Here's a breakdown of why and what information is available:
Key Takeaways from the Document:
- Device: D-Stat Dry Hemostatic Bandage
- Intended Use: Applied topically as an adjunct to manual compression for control of surface bleeding from vascular access sites and percutaneous catheters/tubes, and reducing time-to-hemostasis in patients undergoing diagnostic endovascular procedures using 4-6 Fr. introducer sheaths.
- Regulatory Clearance: 510(k) substantial equivalence to predicate devices (D-Stat Dry Hemostatic Bandage K030836 and Syvek excel Vascular Access Hemostasis System K053300).
- Testing:
- No non-clinical testing was conducted.
- A "prospective, randomized, non-significant risk clinical investigation" was conducted. This study provided "clinical evidence that use of the D-Stat Dry Hemostatic Bandage in the intended study population was safe and reduced the time-to-hemostasis following diagnostic catheterization procedures."
- Absence of Specific Performance Data: The document explicitly states "No performance standards have been developed under section 514 for this device" and does not present a table of acceptance criteria or reported device performance metrics (e.g., specific time-to-hemostasis in seconds, success rates). The clinical study is mentioned but no results are detailed.
Therefore, I cannot populate the requested table or answer questions 2-9 with the provided text. The document focuses on regulatory clearance via substantial equivalence rather than detailing performance studies against specific acceptance criteria.
Hypothetical Example of what the document would need to contain to answer your questions (this is NOT in the provided text):
1. A table of acceptance criteria and the reported device performance
Performance Metric | Acceptance Criteria | Reported Device Performance (D-Stat Dry) |
---|---|---|
Time-to-Hemostasis (TTH) | Mean TTH 5cm) | 0.8% |
2. Sample sized used for the test set and the data provenance
* Test Set Sample Size: [e.g., 200 patients (100 control, 100 device)]
* Data Provenance: Prospective, multi-center study conducted in the USA and Canada.
3. Number of experts used to establish the ground truth for the test set and the qualifications of those experts
* Not applicable for this type of device where objective measurements (time, re-bleeding) are typically used rather than subjective expert consensus on images/data. For a device like this, the "ground truth" is typically the directly measured clinical outcome.
4. Adjudication method for the test set
* Not applicable as the outcomes (e.g., time to hemostasis, re-bleeding) are objectively measured during the procedure and follow-up.

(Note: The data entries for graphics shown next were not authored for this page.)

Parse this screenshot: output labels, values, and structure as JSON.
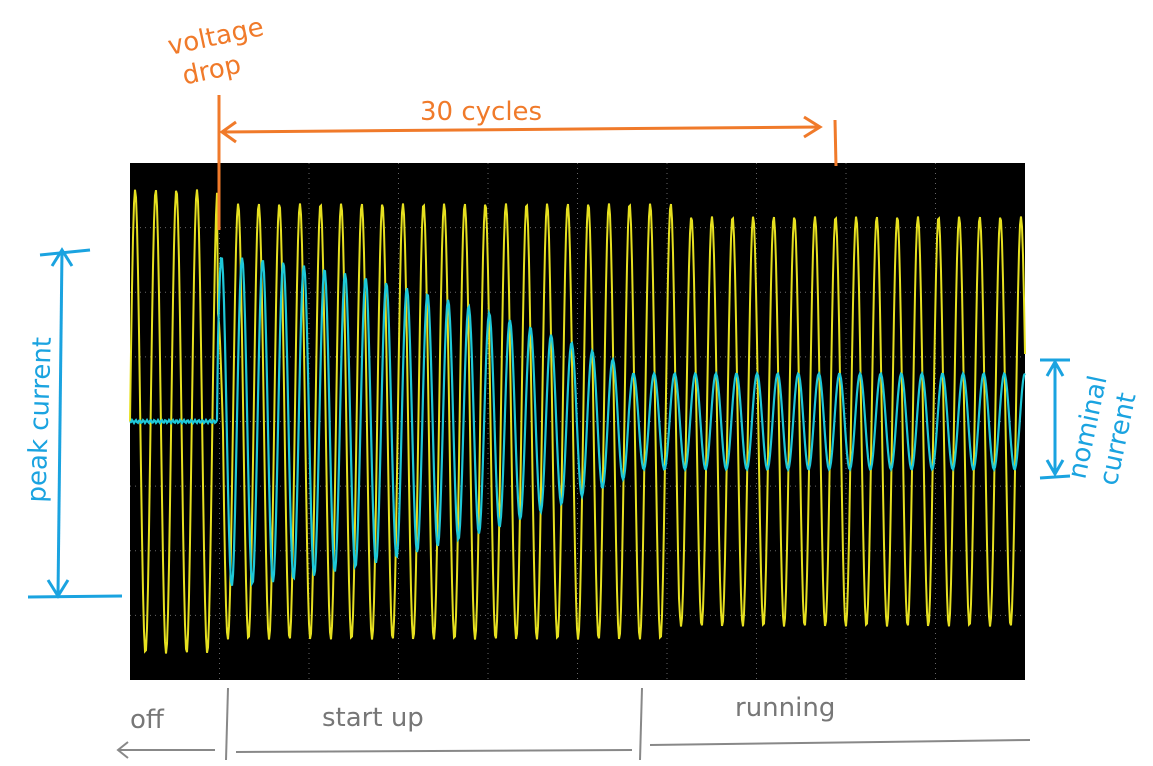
{
  "annotations": {
    "voltage_drop": [
      "voltage",
      "drop"
    ],
    "cycles": "30 cycles",
    "peak_current": "peak current",
    "nominal_current": [
      "nominal",
      "current"
    ]
  },
  "phases": [
    "off",
    "start up",
    "running"
  ]
}
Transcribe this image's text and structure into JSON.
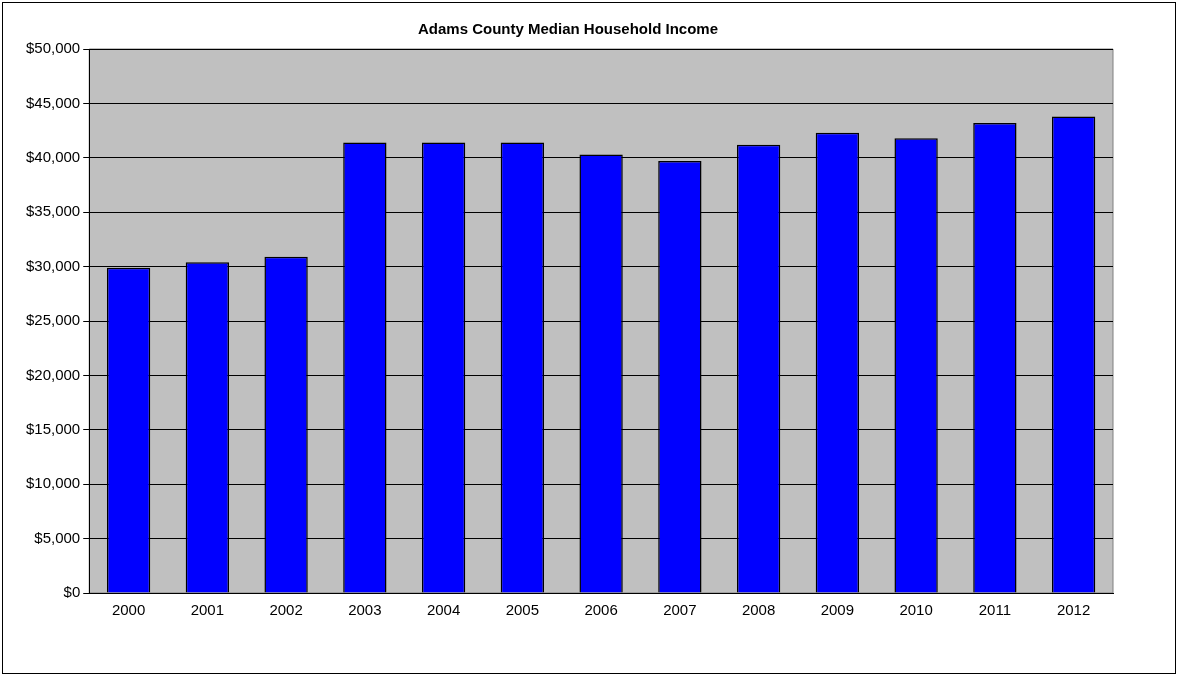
{
  "chart_data": {
    "type": "bar",
    "title": "Adams County Median Household Income",
    "categories": [
      "2000",
      "2001",
      "2002",
      "2003",
      "2004",
      "2005",
      "2006",
      "2007",
      "2008",
      "2009",
      "2010",
      "2011",
      "2012"
    ],
    "values": [
      29900,
      30400,
      30900,
      41400,
      41400,
      41400,
      40300,
      39700,
      41200,
      42300,
      41800,
      43200,
      43800
    ],
    "color": "#0000ff",
    "ylim": [
      0,
      50000
    ],
    "yticks": [
      {
        "value": 0,
        "label": "$0"
      },
      {
        "value": 5000,
        "label": "$5,000"
      },
      {
        "value": 10000,
        "label": "$10,000"
      },
      {
        "value": 15000,
        "label": "$15,000"
      },
      {
        "value": 20000,
        "label": "$20,000"
      },
      {
        "value": 25000,
        "label": "$25,000"
      },
      {
        "value": 30000,
        "label": "$30,000"
      },
      {
        "value": 35000,
        "label": "$35,000"
      },
      {
        "value": 40000,
        "label": "$40,000"
      },
      {
        "value": 45000,
        "label": "$45,000"
      },
      {
        "value": 50000,
        "label": "$50,000"
      }
    ],
    "grid": "y",
    "legend": false
  }
}
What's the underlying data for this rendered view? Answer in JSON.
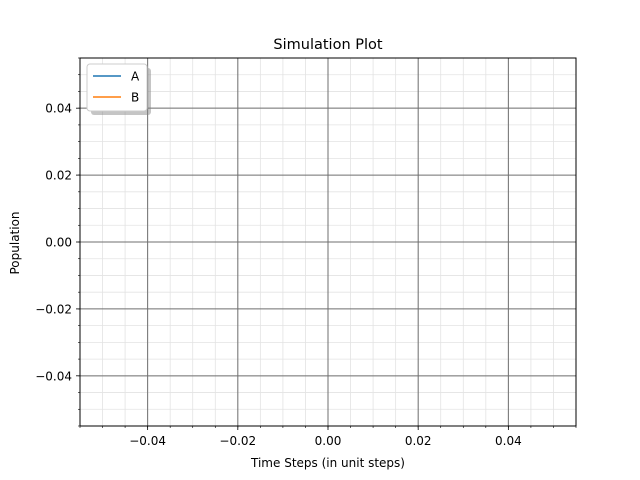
{
  "chart_data": {
    "type": "line",
    "title": "Simulation Plot",
    "xlabel": "Time Steps (in unit steps)",
    "ylabel": "Population",
    "xlim": [
      -0.055,
      0.055
    ],
    "ylim": [
      -0.055,
      0.055
    ],
    "xticks": [
      -0.04,
      -0.02,
      0.0,
      0.02,
      0.04
    ],
    "xtick_labels": [
      "−0.04",
      "−0.02",
      "0.00",
      "0.02",
      "0.04"
    ],
    "yticks": [
      -0.04,
      -0.02,
      0.0,
      0.02,
      0.04
    ],
    "ytick_labels": [
      "−0.04",
      "−0.02",
      "0.00",
      "0.02",
      "0.04"
    ],
    "minor_step": 0.005,
    "grid": true,
    "legend_position": "top-left",
    "series": [
      {
        "name": "A",
        "color": "#1f77b4",
        "x": [],
        "y": []
      },
      {
        "name": "B",
        "color": "#ff7f0e",
        "x": [],
        "y": []
      }
    ]
  }
}
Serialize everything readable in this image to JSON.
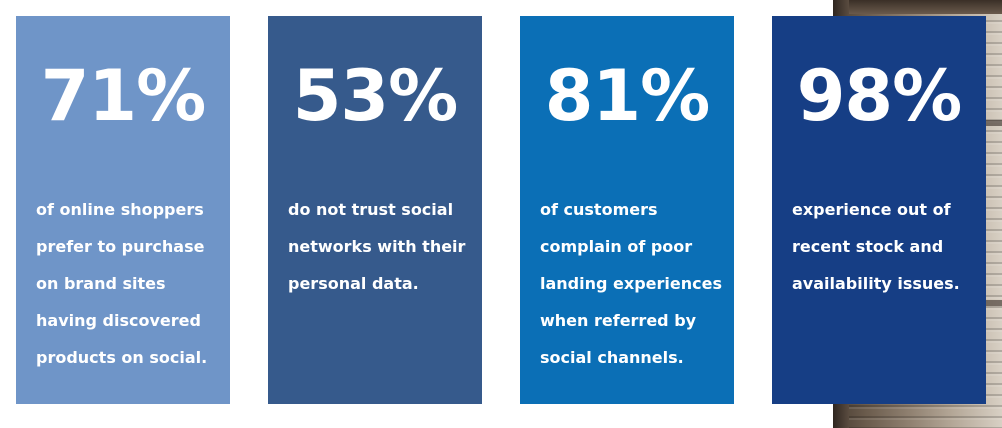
{
  "cards": [
    {
      "stat": "71%",
      "lines": [
        "of online shoppers",
        "prefer to purchase",
        "on brand sites",
        "having discovered",
        "products on social."
      ],
      "color": "#6f95c8"
    },
    {
      "stat": "53%",
      "lines": [
        "do not trust social",
        "networks with their",
        "personal data."
      ],
      "color": "#365a8c"
    },
    {
      "stat": "81%",
      "lines": [
        "of customers",
        "complain of poor",
        "landing experiences",
        "when referred by",
        "social channels."
      ],
      "color": "#0b6fb6"
    },
    {
      "stat": "98%",
      "lines": [
        "experience out of",
        "recent stock and",
        "availability issues."
      ],
      "color": "#163e85"
    }
  ],
  "background_image": "wooden-shutters-photo"
}
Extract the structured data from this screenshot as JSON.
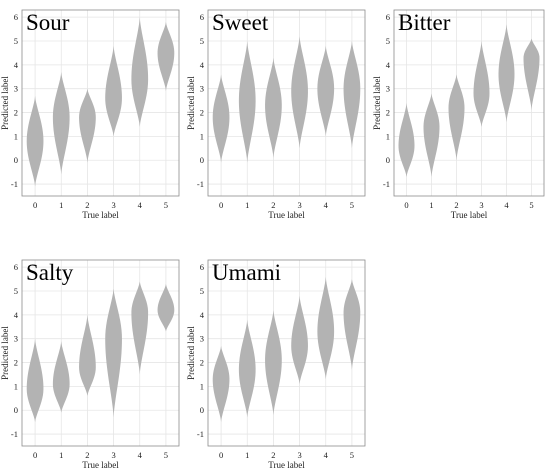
{
  "figure": {
    "background": "#ffffff",
    "violin_fill": "#b3b3b3",
    "grid_color": "#e6e6e6",
    "frame_color": "#8c8c8c"
  },
  "chart_data": [
    {
      "type": "violin",
      "title": "Sour",
      "xlabel": "True label",
      "ylabel": "Predicted label",
      "categories": [
        "0",
        "1",
        "2",
        "3",
        "4",
        "5"
      ],
      "yticks": [
        "-1",
        "0",
        "1",
        "2",
        "3",
        "4",
        "5",
        "6"
      ],
      "ylim": [
        -1.5,
        6.3
      ],
      "grid": true,
      "violins": [
        {
          "category": "0",
          "min": -1.1,
          "max": 2.7,
          "median": 0.8
        },
        {
          "category": "1",
          "min": -0.6,
          "max": 3.7,
          "median": 1.8
        },
        {
          "category": "2",
          "min": -0.1,
          "max": 3.0,
          "median": 1.8
        },
        {
          "category": "3",
          "min": 1.0,
          "max": 4.8,
          "median": 2.6
        },
        {
          "category": "4",
          "min": 1.4,
          "max": 6.0,
          "median": 3.4
        },
        {
          "category": "5",
          "min": 2.9,
          "max": 5.8,
          "median": 4.5
        }
      ]
    },
    {
      "type": "violin",
      "title": "Sweet",
      "xlabel": "True label",
      "ylabel": "Predicted label",
      "categories": [
        "0",
        "1",
        "2",
        "3",
        "4",
        "5"
      ],
      "yticks": [
        "-1",
        "0",
        "1",
        "2",
        "3",
        "4",
        "5",
        "6"
      ],
      "ylim": [
        -1.5,
        6.3
      ],
      "grid": true,
      "violins": [
        {
          "category": "0",
          "min": -0.1,
          "max": 3.6,
          "median": 1.8
        },
        {
          "category": "1",
          "min": -0.1,
          "max": 5.0,
          "median": 2.5
        },
        {
          "category": "2",
          "min": 0.1,
          "max": 4.3,
          "median": 2.3
        },
        {
          "category": "3",
          "min": 0.5,
          "max": 5.2,
          "median": 2.9
        },
        {
          "category": "4",
          "min": 1.0,
          "max": 4.8,
          "median": 3.0
        },
        {
          "category": "5",
          "min": 0.5,
          "max": 5.0,
          "median": 3.0
        }
      ]
    },
    {
      "type": "violin",
      "title": "Bitter",
      "xlabel": "True label",
      "ylabel": "Predicted label",
      "categories": [
        "0",
        "1",
        "2",
        "3",
        "4",
        "5"
      ],
      "yticks": [
        "-1",
        "0",
        "1",
        "2",
        "3",
        "4",
        "5",
        "6"
      ],
      "ylim": [
        -1.5,
        6.3
      ],
      "grid": true,
      "violins": [
        {
          "category": "0",
          "min": -0.7,
          "max": 2.4,
          "median": 0.6
        },
        {
          "category": "1",
          "min": -0.7,
          "max": 2.8,
          "median": 1.4
        },
        {
          "category": "2",
          "min": 0.0,
          "max": 3.6,
          "median": 2.2
        },
        {
          "category": "3",
          "min": 1.4,
          "max": 5.0,
          "median": 2.8
        },
        {
          "category": "4",
          "min": 1.6,
          "max": 5.7,
          "median": 3.6
        },
        {
          "category": "5",
          "min": 2.1,
          "max": 5.1,
          "median": 4.3
        }
      ]
    },
    {
      "type": "violin",
      "title": "Salty",
      "xlabel": "True label",
      "ylabel": "Predicted label",
      "categories": [
        "0",
        "1",
        "2",
        "3",
        "4",
        "5"
      ],
      "yticks": [
        "-1",
        "0",
        "1",
        "2",
        "3",
        "4",
        "5",
        "6"
      ],
      "ylim": [
        -1.5,
        6.3
      ],
      "grid": true,
      "violins": [
        {
          "category": "0",
          "min": -0.5,
          "max": 3.0,
          "median": 0.9
        },
        {
          "category": "1",
          "min": -0.1,
          "max": 2.9,
          "median": 1.1
        },
        {
          "category": "2",
          "min": 0.6,
          "max": 4.0,
          "median": 1.8
        },
        {
          "category": "3",
          "min": -0.3,
          "max": 5.1,
          "median": 3.0
        },
        {
          "category": "4",
          "min": 1.5,
          "max": 5.4,
          "median": 4.1
        },
        {
          "category": "5",
          "min": 3.3,
          "max": 5.3,
          "median": 4.2
        }
      ]
    },
    {
      "type": "violin",
      "title": "Umami",
      "xlabel": "True label",
      "ylabel": "Predicted label",
      "categories": [
        "0",
        "1",
        "2",
        "3",
        "4",
        "5"
      ],
      "yticks": [
        "-1",
        "0",
        "1",
        "2",
        "3",
        "4",
        "5",
        "6"
      ],
      "ylim": [
        -1.5,
        6.3
      ],
      "grid": true,
      "violins": [
        {
          "category": "0",
          "min": -0.5,
          "max": 2.7,
          "median": 1.3
        },
        {
          "category": "1",
          "min": -0.3,
          "max": 3.8,
          "median": 1.7
        },
        {
          "category": "2",
          "min": -0.2,
          "max": 4.2,
          "median": 2.1
        },
        {
          "category": "3",
          "min": 1.1,
          "max": 4.8,
          "median": 2.7
        },
        {
          "category": "4",
          "min": 1.3,
          "max": 5.6,
          "median": 3.3
        },
        {
          "category": "5",
          "min": 1.7,
          "max": 5.5,
          "median": 4.1
        }
      ]
    }
  ]
}
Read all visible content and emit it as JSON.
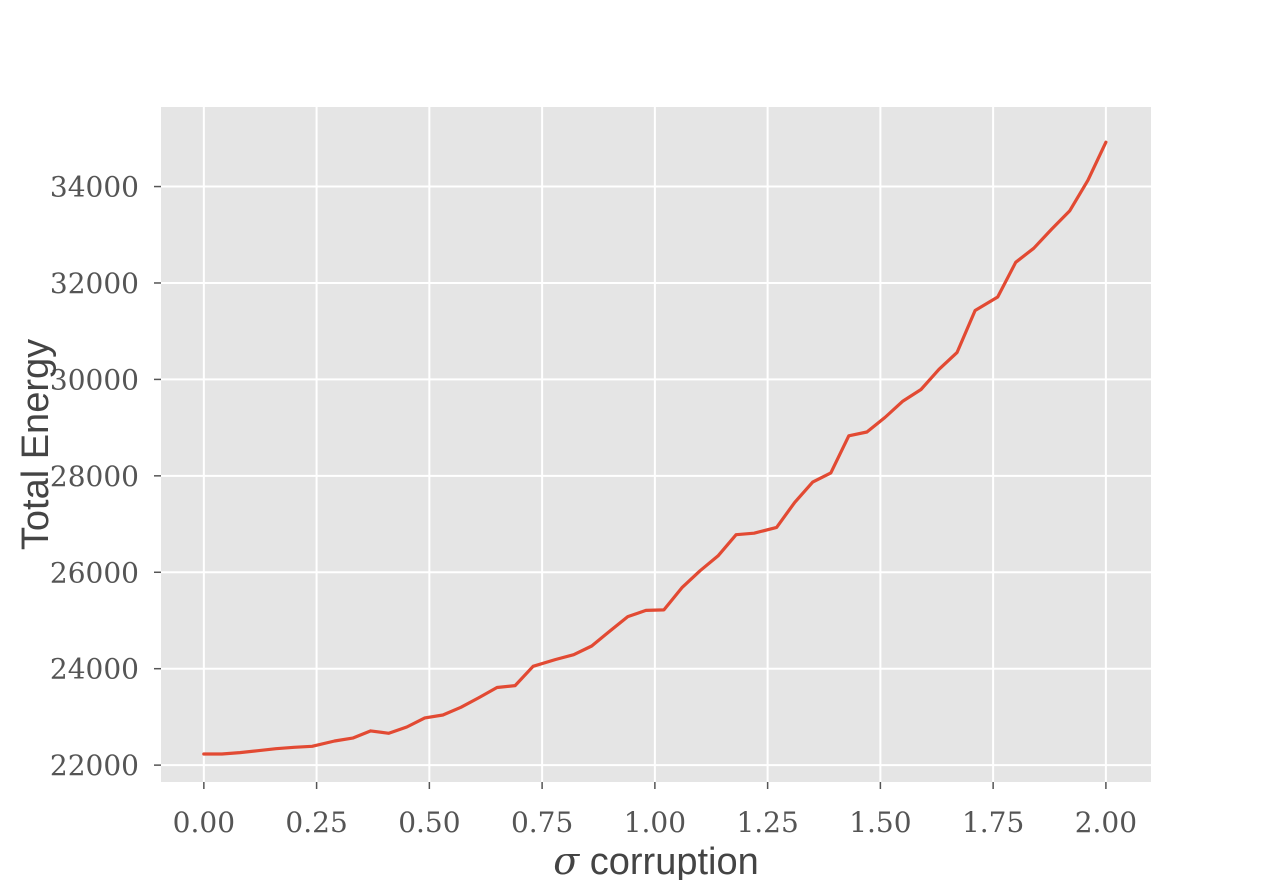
{
  "chart_data": {
    "type": "line",
    "title": "",
    "xlabel_symbol": "σ",
    "xlabel_text": "corruption",
    "ylabel": "Total Energy",
    "xlim": [
      -0.095,
      2.1
    ],
    "ylim": [
      21650,
      35650
    ],
    "xticks": [
      "0.00",
      "0.25",
      "0.50",
      "0.75",
      "1.00",
      "1.25",
      "1.50",
      "1.75",
      "2.00"
    ],
    "yticks": [
      "22000",
      "24000",
      "26000",
      "28000",
      "30000",
      "32000",
      "34000"
    ],
    "grid": true,
    "line_color": "#E24A33",
    "background_color": "#E5E5E5",
    "series": [
      {
        "x": [
          0.0,
          0.04,
          0.08,
          0.12,
          0.16,
          0.2,
          0.24,
          0.29,
          0.33,
          0.37,
          0.41,
          0.45,
          0.49,
          0.53,
          0.57,
          0.61,
          0.65,
          0.69,
          0.73,
          0.78,
          0.82,
          0.86,
          0.9,
          0.94,
          0.98,
          1.02,
          1.06,
          1.1,
          1.14,
          1.18,
          1.22,
          1.27,
          1.31,
          1.35,
          1.39,
          1.43,
          1.47,
          1.51,
          1.55,
          1.59,
          1.63,
          1.67,
          1.71,
          1.76,
          1.8,
          1.84,
          1.88,
          1.92,
          1.96,
          2.0
        ],
        "y": [
          22230,
          22230,
          22260,
          22300,
          22340,
          22370,
          22390,
          22500,
          22560,
          22710,
          22660,
          22790,
          22980,
          23040,
          23200,
          23400,
          23610,
          23650,
          24050,
          24190,
          24290,
          24470,
          24780,
          25080,
          25210,
          25220,
          25680,
          26030,
          26340,
          26780,
          26810,
          26930,
          27450,
          27870,
          28060,
          28830,
          28910,
          29210,
          29550,
          29790,
          30210,
          30560,
          31430,
          31710,
          32430,
          32720,
          33120,
          33500,
          34130,
          34920
        ]
      }
    ]
  }
}
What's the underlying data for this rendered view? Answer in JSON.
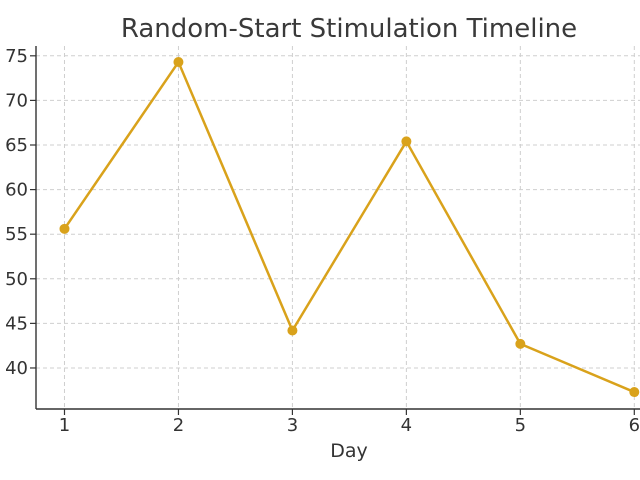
{
  "chart_data": {
    "type": "line",
    "title": "Random-Start Stimulation Timeline",
    "xlabel": "Day",
    "ylabel": "",
    "x": [
      1,
      2,
      3,
      4,
      5,
      6
    ],
    "series": [
      {
        "values": [
          55.6,
          74.3,
          44.2,
          65.4,
          42.7,
          37.3
        ],
        "color": "#d9a21b"
      }
    ],
    "xlim": [
      0.75,
      6.05
    ],
    "ylim": [
      35.4,
      76.1
    ],
    "xticks": [
      1,
      2,
      3,
      4,
      5,
      6
    ],
    "xtick_labels": [
      "1",
      "2",
      "3",
      "4",
      "5",
      "6"
    ],
    "yticks": [
      40,
      45,
      50,
      55,
      60,
      65,
      70,
      75
    ],
    "ytick_labels": [
      "40",
      "45",
      "50",
      "55",
      "60",
      "65",
      "70",
      "75"
    ],
    "grid": true,
    "legend": "none",
    "marker": "circle"
  }
}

An independent Clinical Events Committee (CEC) might adjudicate serious adverse events, but not the primary efficacy endpoint.
5. If a multi reader multi case (MRMC) comparative effectiveness study was done, If so, what was the effect size of how much human readers improve with AI vs without AI assistance
* Not applicable. This is a medical device for direct application, not an AI-assisted diagnostic tool.
6. If a standalone (i.e. algorithm only without human-in-the-loop performance) was done
* Not applicable. This is a physical medical device, not an algorithm.
7. The type of ground truth used
* Clinical outcomes directly measured: Time-to-hemostasis, presence/absence of re-bleeding, adverse event rates.
8. The sample size for the training set
* Not applicable. This is a physical device, not an AI model that requires a training set.
9. How the ground truth for the training set was established
* Not applicable.
In summary, the provided document serves as an FDA clearance letter based on substantial equivalence and briefly mentions a clinical study, but it lacks the detailed performance data and study specifics needed to fully answer your request.